The sheer anomaly of Manziel’s talent has everyone in the league ruminating and puzzling over him, not just the scouts and GMs. How effective will those open-field jaunts be when the guys chasing him are bigger and stronger? And can he take the hits? These topics intrigue Steelers quarterback Ben Roethlisberger.

“We’ve seen some of the scrambling-, jumping-, throwing-, flipping-type things he can do and it makes your jaw drop because it’s special stuff,” Roethlisberger said in a radio interview. “Does that translate to the NFL? I don’t know … You better be really athletic, or get down, or be big. I think he definitely has a lot of upside, but we’ll just have to wait and see.”

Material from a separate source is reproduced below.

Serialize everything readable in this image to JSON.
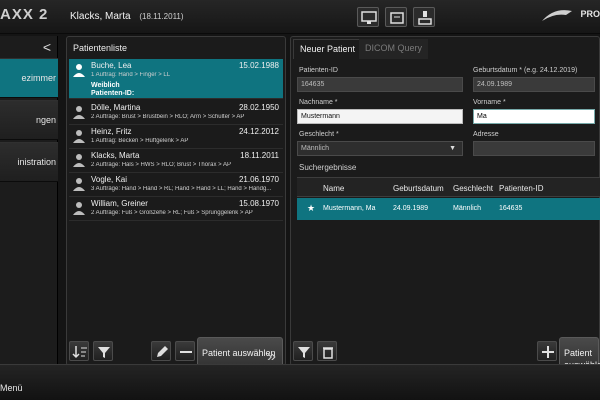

Manziel is an outlier in a league that likes to cut men to certain sizes, and cram them into molds, templates and prototypes. He takes some of the science out of the draft and restores the human. He also exposes it as the chancy shell game that it really is.

“Look, we’re trying to project human beings into slots at a higher level of football, and that’s hard to do,” Polian says. “It’s no different than any other human resources operation. You’re gonna be wrong a fair amount. It’s not an exact science, and you can’t make it so.”

Maybe Manziel will be a boom for a team, maybe he will be a bust, or maybe he will become a more conforming player. But what’s certain is that watching it will be entertaining. You’d like to see his sense of fun not just survive, but thrive.